Unwilling to return home and attempt to explain my reason for not going to work - I didn't really have a legitimate reason - I embarked on a day of activities that would return me to my past and make me genuinely smile. I went to memory lane.
I walked around Ann Arbor. By my old college house and by the stadium. I thought about my old friends and how separated we had become and wondered how two whole years had passed since I had graduated. Yet I didn't feel sad; rather, I felt happy for the memories I had with those great college friends. Then I walked by East Quad and saw some bright-eyed and innocent-looking incoming freshman, walking around with a dazed look in their eyes and the lanyards around their necks - the dead giveaway of the freshman. They had no idea how jealous I felt as I watched them in their confusion. I thought about how the next four years would unfold for them, and about how it would probably be the best four years of their lives.

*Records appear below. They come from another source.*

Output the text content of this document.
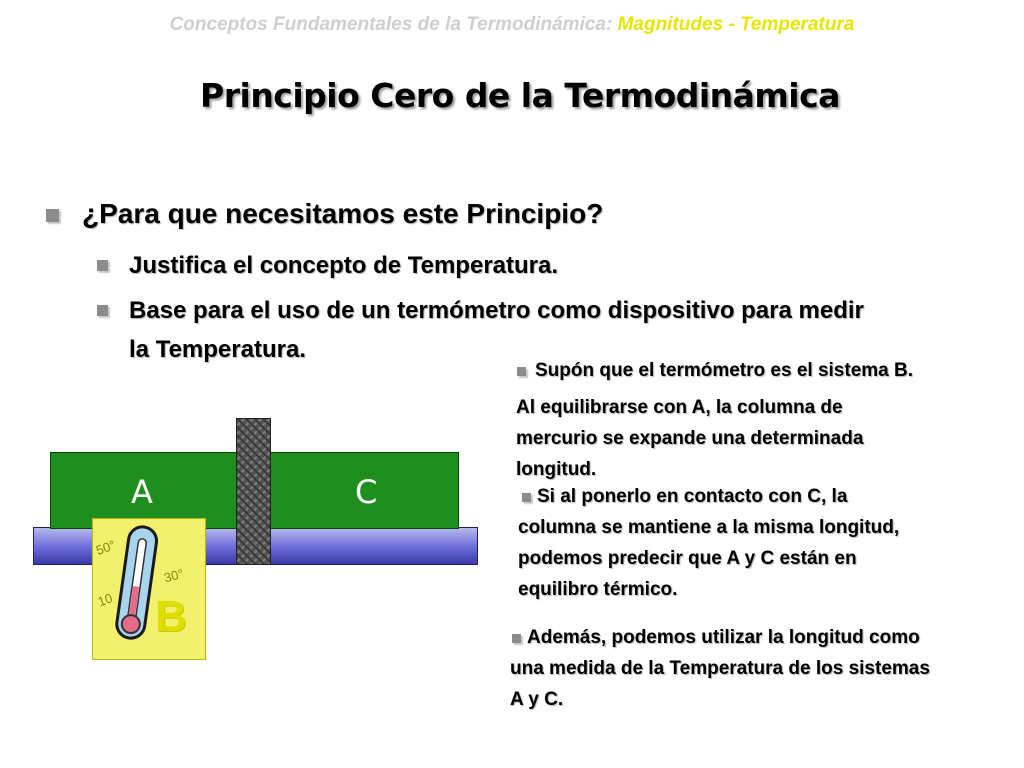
Conceptos Fundamentales de la Termodinámica: Magnitudes - Temperatura
Principio Cero de la Termodinámica
¿Para que necesitamos este Principio?
Justifica el concepto de Temperatura.
Base para el uso de un termómetro como dispositivo para medir
la Temperatura.
A	C
50°
30°
10 B
Supón que el termómetro es el sistema B.
Al equilibrarse con A, la columna de
mercurio se expande una determinada
longitud.
Si al ponerlo en contacto con C, la
columna se mantiene a la misma longitud,
podemos predecir que A y C están en
equilibro térmico.
Además, podemos utilizar la longitud como
una medida de la Temperatura de los sistemas
A y C.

I went to Hines Park and to the old ballfield. I watched two little boys riding their bikes down the trails, adjacent to the river where I spent my boyhood days. I watched them, without a care on their minds, on that summer day, and wondered just how in fact so many years had passed since that was me. Indeed, it seemed like it was only yesterday that my friends and I were carrying our baseball gear down those trails, the only worry on our minds being who would win that day's ballgame. For a moment I sat down on our old baseball field and felt the June sun beat down upon me, and for a moment it was as if all of the gang was there and we were just kids again.
When life becomes monotonous, sometimes you need a day like that. A day to remind you why we're truly here on this earth. A day to remind you to savor those memories with your friends, because soon it will be years later and you'll be missing these very days. A day to remind you that, as Ferris Bueller said, "life goes by pretty quick, if you don't stop and look around once in a while, you might miss it".